The importance of a healthy and dominant defense can’t be overstated. Since the merger, the team allowing the least points per game made the playoffs in 39 out of 40 seasons, with more than half of those teams making an appearance in their conference’s championship game. Twelve of the teams would go on to win it all.

What’s their secret? Well, 23 of those teams also boasted a top-10 running game. Fifteen were in the top-5. The average running game of the 40 teams that led the league defensively was 10th. Those teams that advanced once they made it to the playoffs generally boasted a rushing rank four spots better than the teams that fell in the early rounds.

While that model has changed slightly in recent years with a pass-first emphasis in the NFL, the goal—time of possession—remains the same. The 2003 Patriots paired their top-ranked defense with the league’s 27th-ranked rushing attack. However, they combined that running game with an effective short-passing attack that meant the team still possessed the ball for over 31.5 per game.
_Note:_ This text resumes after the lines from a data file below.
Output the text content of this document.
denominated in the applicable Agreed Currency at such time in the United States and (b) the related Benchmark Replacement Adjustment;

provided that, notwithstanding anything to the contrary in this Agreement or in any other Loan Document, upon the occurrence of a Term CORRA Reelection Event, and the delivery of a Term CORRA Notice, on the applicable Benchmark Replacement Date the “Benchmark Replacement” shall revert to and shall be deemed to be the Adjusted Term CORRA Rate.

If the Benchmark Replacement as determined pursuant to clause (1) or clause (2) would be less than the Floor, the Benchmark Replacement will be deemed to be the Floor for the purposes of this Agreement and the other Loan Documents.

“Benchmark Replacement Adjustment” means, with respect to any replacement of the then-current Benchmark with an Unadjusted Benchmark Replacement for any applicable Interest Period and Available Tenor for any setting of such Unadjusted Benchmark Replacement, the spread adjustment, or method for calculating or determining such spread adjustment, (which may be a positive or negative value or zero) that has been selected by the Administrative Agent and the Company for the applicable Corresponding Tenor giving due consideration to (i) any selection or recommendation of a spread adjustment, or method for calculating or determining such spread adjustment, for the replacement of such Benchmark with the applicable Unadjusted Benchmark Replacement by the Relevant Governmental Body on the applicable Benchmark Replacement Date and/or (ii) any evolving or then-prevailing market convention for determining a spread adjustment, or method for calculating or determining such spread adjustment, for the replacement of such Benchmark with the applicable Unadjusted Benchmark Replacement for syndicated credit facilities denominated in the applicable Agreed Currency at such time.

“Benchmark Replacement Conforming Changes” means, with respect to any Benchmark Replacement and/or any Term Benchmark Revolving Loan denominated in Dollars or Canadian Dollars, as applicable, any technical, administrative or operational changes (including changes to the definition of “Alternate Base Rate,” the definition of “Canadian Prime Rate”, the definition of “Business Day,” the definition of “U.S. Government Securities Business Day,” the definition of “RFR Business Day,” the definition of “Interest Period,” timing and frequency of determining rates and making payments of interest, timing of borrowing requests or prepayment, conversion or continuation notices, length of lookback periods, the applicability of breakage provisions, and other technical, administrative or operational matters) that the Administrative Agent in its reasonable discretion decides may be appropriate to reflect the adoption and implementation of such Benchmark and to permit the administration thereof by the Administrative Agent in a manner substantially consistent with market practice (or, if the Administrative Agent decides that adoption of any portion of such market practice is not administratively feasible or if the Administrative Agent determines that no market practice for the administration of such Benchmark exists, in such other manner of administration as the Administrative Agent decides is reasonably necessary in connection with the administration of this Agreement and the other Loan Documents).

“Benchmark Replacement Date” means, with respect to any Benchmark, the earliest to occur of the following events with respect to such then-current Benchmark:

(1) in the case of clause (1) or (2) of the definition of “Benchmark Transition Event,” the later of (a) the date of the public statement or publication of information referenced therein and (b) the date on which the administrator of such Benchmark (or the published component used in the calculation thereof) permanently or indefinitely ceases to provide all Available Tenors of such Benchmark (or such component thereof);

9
The’08 Steelers paired the league’s best defense with its 23rd-best running game and won it all, but make no mistake: the Steelers have always been a running team in a running town. The suspension of Roethlisberger and the ascension of Mendenhall will lead Pittsburgh back to its roots: a dominant defense aided by a punishing ground game, the formula that won five of the franchise’s six Super Bowls.

If the old adage is true and defense does, in fact, win championships, Pittsburgh’s defensive unit should get a championship-worthy boost from Rashard Mendenhall.

“Mendenhall has showed me that he’s ready to be explosive and powerful and will show that to this league,” said Hoge. “I think the defense will resonate with that as well.”